Семь пар глаз, уже жадно «съевшие» всю банку, покорно опустились к овсянке, а Артем круто на каблуках развернулся и одновременно с Николаем вышел из столовой.
И, конечно же, Николай с того странного утра совершенно безотчетно стал соседку избегать: пережидал выйти из своей квартиры, если слышал, что семья копошится в тамбуре, переходил дорогу, если загодя видел Тамару Викторовну на улице, даже выскакивал из автобуса, если с соседкой доводилось оказаться в нем одновременно. Отчего-то более всего на свете он не хотел еще раз «напороться» на ее пристальный, лихорадочно-блестящий и так неожиданно, так неуместно ласковый взгляд.
И вот теперь в кромешной тьме лестничной площадки ее нескладная, сухая, широкоплечая фигура в нелепо накинутом поверх спортивного костюма банном халате была так недопустимо близко, что ему захотелось отодвинуться, вжаться в стену. Но отодвигаться было некуда: прямо перед его лицом в свете свечи рисовались рычажки предохранителей, а плечом он упирался в раскрытую железную дверку щитка.
– Подождите, так и у вас тоже нет света? – вдруг сообразил он.
– Нету, – с неожиданной готовностью кивнула Тамара Викторовна. – Я, собственно, почему и вышла… как и вы – проверить пробки. – И она опустила глаза.
– Значит, во всем доме нету… А я думал, это у меня лопнувшая лампочка свет выбила… Тогда нет смысла тут больше торчать…
Он аккуратно прикрыл дверцу лестничного щитка и двинулся к своей квартире. Тамара Викторовна засеменила за ним. Тени их в свете двух свечей колебались и плясали, причудливо изгибаясь на лестничных пролетах и в углах.
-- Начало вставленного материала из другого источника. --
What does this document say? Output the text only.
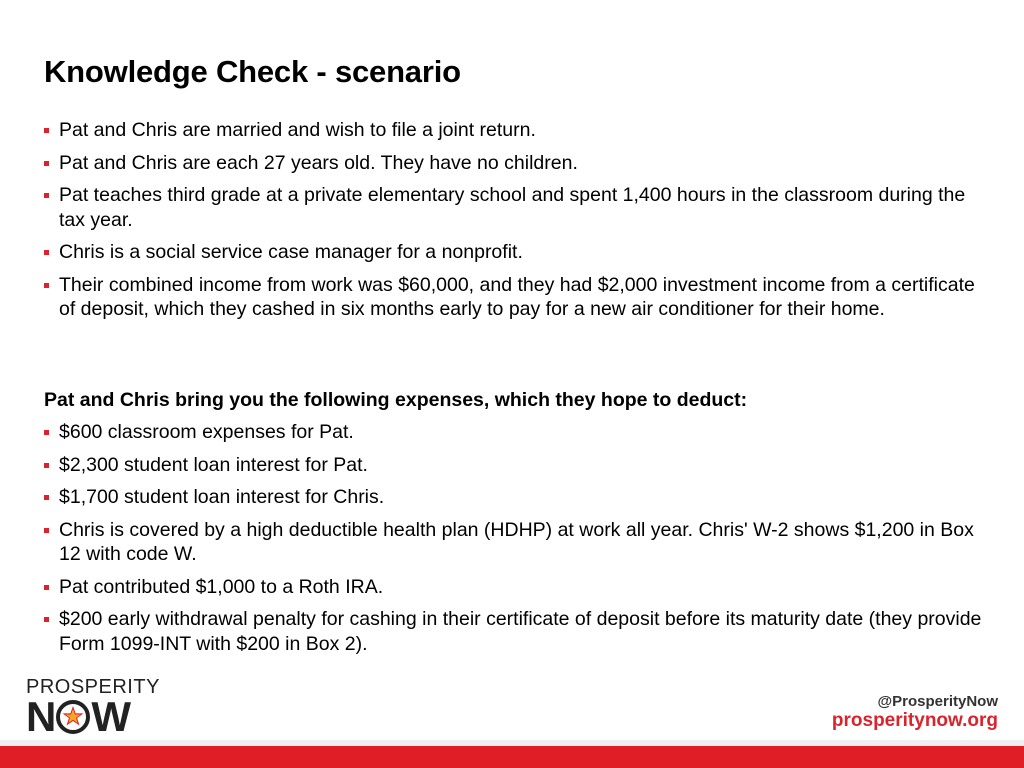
Knowledge Check - scenario
Pat and Chris are married and wish to file a joint return.
Pat and Chris are each 27 years old. They have no children.
Pat teaches third grade at a private elementary school and spent 1,400 hours in the classroom during the tax year.
Chris is a social service case manager for a nonprofit.
Their combined income from work was $60,000, and they had $2,000 investment income from a certificate of deposit, which they cashed in six months early to pay for a new air conditioner for their home.
Pat and Chris bring you the following expenses, which they hope to deduct:
$600 classroom expenses for Pat.
$2,300 student loan interest for Pat.
$1,700 student loan interest for Chris.
Chris is covered by a high deductible health plan (HDHP) at work all year. Chris' W-2 shows $1,200 in Box 12 with code W.
Pat contributed $1,000 to a Roth IRA.
$200 early withdrawal penalty for cashing in their certificate of deposit before its maturity date (they provide Form 1099-INT with $200 in Box 2).
PROSPERITY
N W	@ProsperityNow
prosperitynow.org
У своей двери Тамара Викторовна неожиданно задержалась:
– Николай!
Он обернулся.
– А я что-то давненько Леночки не вижу…
– Да она с Анюткой в деревне у отца, – неохотно ответил он, желая как можно скорее попрощаться.
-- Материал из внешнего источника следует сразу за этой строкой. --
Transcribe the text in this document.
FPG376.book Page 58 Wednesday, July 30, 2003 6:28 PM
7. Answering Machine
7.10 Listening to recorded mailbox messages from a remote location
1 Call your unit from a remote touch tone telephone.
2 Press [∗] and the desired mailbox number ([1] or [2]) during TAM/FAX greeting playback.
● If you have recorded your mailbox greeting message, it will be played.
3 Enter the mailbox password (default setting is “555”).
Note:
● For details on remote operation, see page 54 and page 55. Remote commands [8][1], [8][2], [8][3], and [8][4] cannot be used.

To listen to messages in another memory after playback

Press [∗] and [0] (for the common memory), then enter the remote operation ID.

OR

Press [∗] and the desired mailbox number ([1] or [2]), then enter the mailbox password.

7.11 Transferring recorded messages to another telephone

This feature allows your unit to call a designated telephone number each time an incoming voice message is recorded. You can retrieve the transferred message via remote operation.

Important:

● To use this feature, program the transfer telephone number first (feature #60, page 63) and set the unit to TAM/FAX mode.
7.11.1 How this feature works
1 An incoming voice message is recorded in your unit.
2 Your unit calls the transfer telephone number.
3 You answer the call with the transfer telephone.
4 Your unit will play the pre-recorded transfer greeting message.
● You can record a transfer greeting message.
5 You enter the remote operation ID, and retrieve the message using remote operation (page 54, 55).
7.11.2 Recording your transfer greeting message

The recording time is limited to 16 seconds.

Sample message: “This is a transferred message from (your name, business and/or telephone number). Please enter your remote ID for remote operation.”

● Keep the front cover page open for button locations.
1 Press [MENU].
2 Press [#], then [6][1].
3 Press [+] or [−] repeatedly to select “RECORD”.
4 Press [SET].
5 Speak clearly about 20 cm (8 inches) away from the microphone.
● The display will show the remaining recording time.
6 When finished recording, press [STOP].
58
Но Тамара Викторовна прощаться явно не собиралась.
– Вы меня простите, если я лезу не в свое дело, Николай… Но я так… по-человечески, по-соседски… Вы целыми днями дома… Вы ушли из института?
– Нет. Просто он фактически не работает.
– Ну да, ну да, – покачала головой она. – Это теперь повсеместно… И… как же вы живете? Почему же с Леночкой не уехали?
– Ищу работу, – меньше всего Николаю хотелось обсуждать с соседкой состояние своих плачевных дел. – Доброго вечера, Тамара Викторовна!
И он уже хотел было закрыть двери, когда свеча соседки снова качнулась в его сторону.
– Николай, подождите!
Он нехотя высунулся опять – проклятое воспитание!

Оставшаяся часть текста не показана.